Si discute alla Camera la legge sul libro

La legge sul libro Si discute stamattina alla Camera la cosidetta "Legge sul libro": un nuovo testo per dare nuove regole al mercato. Partiamo dal primo punto: alle librerie (grande o piccole che siano) sarà permesso uno sconto massimo del 15%. Ciò significa che i librai non potranno, di loro iniziativa, proporre sconti superiori a questa cifra. Se la legge passerà, non vedrete più nelle vetrine i cartelli: sconto del 30% su tutto (se mai si sono visti).

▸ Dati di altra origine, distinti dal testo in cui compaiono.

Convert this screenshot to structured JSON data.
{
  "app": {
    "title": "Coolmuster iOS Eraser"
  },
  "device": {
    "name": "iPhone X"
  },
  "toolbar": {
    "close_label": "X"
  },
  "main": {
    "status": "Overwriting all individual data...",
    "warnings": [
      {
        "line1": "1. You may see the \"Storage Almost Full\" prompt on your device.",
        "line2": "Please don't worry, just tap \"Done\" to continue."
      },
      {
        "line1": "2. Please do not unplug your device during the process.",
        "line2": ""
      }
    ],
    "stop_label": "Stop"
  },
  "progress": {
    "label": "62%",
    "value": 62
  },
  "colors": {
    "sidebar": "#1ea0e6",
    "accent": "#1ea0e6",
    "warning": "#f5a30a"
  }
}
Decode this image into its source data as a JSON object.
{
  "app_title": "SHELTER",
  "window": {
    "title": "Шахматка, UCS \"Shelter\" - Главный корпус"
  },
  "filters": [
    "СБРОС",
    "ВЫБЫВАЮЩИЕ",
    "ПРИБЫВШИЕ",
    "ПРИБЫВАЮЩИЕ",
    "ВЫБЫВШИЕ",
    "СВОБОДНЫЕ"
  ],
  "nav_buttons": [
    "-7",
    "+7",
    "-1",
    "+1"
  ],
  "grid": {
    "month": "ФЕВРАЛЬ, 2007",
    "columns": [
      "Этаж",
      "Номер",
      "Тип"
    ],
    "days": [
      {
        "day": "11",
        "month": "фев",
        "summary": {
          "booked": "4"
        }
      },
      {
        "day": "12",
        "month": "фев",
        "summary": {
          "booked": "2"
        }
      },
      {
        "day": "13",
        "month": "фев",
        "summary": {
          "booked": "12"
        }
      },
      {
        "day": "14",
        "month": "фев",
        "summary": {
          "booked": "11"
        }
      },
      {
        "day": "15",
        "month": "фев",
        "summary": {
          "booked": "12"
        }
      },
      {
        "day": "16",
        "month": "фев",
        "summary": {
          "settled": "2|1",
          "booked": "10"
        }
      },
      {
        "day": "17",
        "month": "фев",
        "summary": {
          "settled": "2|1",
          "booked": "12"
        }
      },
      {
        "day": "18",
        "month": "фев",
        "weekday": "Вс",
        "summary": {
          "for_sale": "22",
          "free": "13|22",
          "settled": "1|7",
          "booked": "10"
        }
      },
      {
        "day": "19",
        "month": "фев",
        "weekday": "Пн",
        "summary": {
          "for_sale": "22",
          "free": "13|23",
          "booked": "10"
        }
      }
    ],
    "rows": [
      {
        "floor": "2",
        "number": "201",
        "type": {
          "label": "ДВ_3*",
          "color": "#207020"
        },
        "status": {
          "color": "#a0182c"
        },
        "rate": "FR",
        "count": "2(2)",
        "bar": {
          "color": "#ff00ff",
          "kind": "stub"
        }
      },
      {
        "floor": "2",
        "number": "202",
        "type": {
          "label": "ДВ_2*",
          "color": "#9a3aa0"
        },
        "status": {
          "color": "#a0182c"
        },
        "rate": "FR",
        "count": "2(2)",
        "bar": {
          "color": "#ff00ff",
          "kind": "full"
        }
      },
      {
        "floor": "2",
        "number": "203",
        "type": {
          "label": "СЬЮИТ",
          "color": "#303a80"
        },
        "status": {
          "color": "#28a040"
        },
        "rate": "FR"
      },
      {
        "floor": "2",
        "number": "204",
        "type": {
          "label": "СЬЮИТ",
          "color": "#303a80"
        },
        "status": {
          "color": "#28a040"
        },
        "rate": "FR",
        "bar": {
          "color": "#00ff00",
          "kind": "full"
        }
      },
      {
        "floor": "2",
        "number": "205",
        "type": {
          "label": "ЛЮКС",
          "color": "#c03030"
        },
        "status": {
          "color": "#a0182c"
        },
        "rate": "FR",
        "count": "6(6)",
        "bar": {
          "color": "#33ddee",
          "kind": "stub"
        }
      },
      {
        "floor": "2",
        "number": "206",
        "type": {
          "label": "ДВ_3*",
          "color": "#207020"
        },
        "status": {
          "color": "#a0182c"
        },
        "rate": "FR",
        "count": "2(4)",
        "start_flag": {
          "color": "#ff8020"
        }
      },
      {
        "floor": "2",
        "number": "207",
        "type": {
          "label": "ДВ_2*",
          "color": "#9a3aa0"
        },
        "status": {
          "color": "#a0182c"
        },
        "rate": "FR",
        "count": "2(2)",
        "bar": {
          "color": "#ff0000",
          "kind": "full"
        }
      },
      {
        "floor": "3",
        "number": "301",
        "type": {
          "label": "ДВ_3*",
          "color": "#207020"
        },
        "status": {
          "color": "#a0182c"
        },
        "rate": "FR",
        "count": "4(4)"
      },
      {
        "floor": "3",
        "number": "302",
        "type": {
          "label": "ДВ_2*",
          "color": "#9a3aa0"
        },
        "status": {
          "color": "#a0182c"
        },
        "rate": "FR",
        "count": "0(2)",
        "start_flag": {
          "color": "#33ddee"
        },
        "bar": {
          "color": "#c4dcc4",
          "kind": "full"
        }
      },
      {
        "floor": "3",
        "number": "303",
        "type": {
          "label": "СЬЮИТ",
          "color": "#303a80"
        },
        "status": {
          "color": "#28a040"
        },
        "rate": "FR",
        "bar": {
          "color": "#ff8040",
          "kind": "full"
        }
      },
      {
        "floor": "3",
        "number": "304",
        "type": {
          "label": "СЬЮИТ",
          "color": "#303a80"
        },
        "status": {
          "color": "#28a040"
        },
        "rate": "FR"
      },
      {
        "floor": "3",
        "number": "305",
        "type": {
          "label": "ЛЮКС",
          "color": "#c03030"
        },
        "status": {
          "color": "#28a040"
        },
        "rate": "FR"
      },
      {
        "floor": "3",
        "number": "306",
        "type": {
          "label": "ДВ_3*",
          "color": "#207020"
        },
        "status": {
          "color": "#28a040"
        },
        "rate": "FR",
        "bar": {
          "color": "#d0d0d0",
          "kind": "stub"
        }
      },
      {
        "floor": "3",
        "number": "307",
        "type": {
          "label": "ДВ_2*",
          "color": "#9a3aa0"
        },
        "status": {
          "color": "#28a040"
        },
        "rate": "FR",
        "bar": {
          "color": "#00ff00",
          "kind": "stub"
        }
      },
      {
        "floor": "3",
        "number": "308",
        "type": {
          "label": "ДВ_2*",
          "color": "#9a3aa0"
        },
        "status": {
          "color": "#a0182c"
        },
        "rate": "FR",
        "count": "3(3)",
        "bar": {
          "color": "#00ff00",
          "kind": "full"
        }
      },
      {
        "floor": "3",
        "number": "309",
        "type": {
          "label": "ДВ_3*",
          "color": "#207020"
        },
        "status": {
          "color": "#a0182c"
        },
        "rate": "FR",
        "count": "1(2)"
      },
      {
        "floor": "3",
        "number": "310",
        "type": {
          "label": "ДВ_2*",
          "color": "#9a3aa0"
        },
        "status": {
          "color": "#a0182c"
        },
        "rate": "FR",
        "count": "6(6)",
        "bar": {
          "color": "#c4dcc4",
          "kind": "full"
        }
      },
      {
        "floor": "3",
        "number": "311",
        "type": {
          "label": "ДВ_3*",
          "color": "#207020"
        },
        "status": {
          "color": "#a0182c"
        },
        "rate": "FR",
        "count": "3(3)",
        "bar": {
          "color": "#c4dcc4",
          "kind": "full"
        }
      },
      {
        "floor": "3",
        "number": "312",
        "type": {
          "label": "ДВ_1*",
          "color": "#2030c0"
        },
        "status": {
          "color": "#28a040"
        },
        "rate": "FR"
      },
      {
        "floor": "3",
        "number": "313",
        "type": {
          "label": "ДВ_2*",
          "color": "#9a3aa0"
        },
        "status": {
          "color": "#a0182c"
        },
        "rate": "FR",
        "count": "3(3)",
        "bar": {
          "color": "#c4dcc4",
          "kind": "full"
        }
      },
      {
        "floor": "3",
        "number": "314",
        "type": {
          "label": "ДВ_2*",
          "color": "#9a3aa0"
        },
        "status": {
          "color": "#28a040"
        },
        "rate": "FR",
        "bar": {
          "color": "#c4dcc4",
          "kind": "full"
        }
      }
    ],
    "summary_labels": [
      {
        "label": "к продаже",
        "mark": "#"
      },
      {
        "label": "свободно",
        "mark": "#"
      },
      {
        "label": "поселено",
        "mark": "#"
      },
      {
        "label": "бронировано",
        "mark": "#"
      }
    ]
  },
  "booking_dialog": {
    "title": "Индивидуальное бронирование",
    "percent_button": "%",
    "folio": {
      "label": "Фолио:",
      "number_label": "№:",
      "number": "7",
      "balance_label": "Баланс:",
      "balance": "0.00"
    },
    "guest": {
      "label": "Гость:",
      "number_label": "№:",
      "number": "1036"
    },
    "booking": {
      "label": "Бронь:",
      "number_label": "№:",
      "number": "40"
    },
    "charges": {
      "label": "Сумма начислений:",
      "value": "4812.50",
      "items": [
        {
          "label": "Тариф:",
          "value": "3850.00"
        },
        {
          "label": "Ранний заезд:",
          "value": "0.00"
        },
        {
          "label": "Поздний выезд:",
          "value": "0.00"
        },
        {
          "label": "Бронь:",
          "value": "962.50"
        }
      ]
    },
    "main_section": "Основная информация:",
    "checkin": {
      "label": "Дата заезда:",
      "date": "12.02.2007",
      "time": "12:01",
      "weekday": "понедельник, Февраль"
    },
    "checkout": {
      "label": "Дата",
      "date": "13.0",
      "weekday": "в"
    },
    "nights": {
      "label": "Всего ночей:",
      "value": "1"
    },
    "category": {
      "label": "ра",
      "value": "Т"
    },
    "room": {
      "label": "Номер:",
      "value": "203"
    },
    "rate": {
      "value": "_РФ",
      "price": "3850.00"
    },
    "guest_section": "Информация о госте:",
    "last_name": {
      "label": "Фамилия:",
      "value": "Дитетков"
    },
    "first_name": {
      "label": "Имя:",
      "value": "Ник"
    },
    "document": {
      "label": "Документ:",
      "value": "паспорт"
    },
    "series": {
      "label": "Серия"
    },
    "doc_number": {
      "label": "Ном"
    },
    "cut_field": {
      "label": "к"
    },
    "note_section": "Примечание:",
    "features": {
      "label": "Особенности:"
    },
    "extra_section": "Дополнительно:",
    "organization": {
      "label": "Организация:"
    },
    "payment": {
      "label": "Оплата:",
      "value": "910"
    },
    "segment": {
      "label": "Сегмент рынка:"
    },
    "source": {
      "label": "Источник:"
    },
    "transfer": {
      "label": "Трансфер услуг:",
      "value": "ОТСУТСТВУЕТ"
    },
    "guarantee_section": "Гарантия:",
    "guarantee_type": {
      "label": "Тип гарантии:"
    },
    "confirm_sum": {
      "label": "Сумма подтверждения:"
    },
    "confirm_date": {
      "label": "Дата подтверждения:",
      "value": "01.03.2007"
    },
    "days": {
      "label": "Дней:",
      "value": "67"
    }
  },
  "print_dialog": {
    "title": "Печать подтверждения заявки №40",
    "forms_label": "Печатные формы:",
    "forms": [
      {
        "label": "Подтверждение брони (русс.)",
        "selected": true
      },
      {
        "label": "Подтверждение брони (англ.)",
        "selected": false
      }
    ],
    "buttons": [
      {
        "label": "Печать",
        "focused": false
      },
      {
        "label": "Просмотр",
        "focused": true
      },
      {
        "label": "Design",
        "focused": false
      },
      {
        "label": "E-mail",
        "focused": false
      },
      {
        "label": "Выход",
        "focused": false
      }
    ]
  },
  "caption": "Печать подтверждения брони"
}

Questo primo punto vuole favorire le piccole librerie, che non possono permettersi gli sconti della grande distribuzione (anche se gli sconti li fanno ugualmente, ma ai clienti affezionati). Ecco però l'altro punto della manovra, che riguarda in primis gli editori, e di conseguenza le librerie: gli editori potranno effettuare delle promozioni per tutto l'anno (eccetto dicembre), senza limiti di sconto.

Credo che la guerra riguarderà per lo più i classici e i tascabili, e coinvolgerà le case editrici maggiori, che di solito in questo settore hanno dei cataloghi molto forti: Garzanti, Einaudi, Mondadori e aggiungerei anche Adelphi (anche se i tascabili di quest'ultima sono meno legati alle letture scolastiche). Ma non è questo il punto.

Dare libertà alle case editrici (in termini di percentuali di sconto e di periodo di promozione) rappresenta sicuramente un'agevolazione ai grandi gruppi e una minaccia per i più piccoli, che non possono permettersi grandi campagne, e che vedono i loro spazi ancor più minacciati.

Dunque si tratta di una legge che annulla se stessa: perché se da una parte limita lo sconto allle librerie al 15%, dall'altra concede ai grandi gruppi la possibilità di imporre il proprio sconto in libreria; annulla le politiche delle librerie per imporre quello delle case editrici.

Nel resto dell'Europa si sta andando nella direzione opposta (a eccezione della Gran Bretagna, dove il mercato del libro è completamente libero, e gli ipermercati stanno mettendo in ginocchio anche le feltrinelli e le mondadori inglesi): in Spagna c'è il prezzo fisso, e la possibilità di effettuare uno sconto non superiore al 5%. In Germania e in Olanda non sono previsti sconti, mentre la Francia è storicamente famosa per una ferrea legge sul libro che tutela piccole librerie e case editrici.

Le reazioni in Italia sono state le più diverse. La più clamorosa è forse quella dell'Ali, l'associazione di categoria dei librai, secondo cui è meglio una legge anche brutta piuttosto che nessuna legge (così il commento riportato su Repubblica del 12 luglio). Subito sono insorte le "piccole" case editrici: Instar, Minimum Fax, Iperborea, Marcos Y Marcos, Nottetempo e Voland hanno spedito una lettera a Repubblica per esprimere la loro indignazione.

Non si capisce l'intervento di Stefano Mauri, presidente del gruppo Gems:

Credo che la nuova legge di Riki Levi migliorerà la situazione per i librai indipendenti

Non si capisce come. Almeno Gian Arturo Ferrari ammette che questa legge non è "la migliore possibile" e smorza gli entusiasmi dicendo che è un "compromesso", anche se "giudizioso". (questi interventi poteti leggerli su Affari Italiani). E' chiaro che i grandi gruppi hanno solo interesse ad appoggiare questo testo, ma mi chiedo se approvarlo possa veramente avere un senso. Vedremo come andrà. E' chiaro che gli interessi politici ed economici sono molto forti.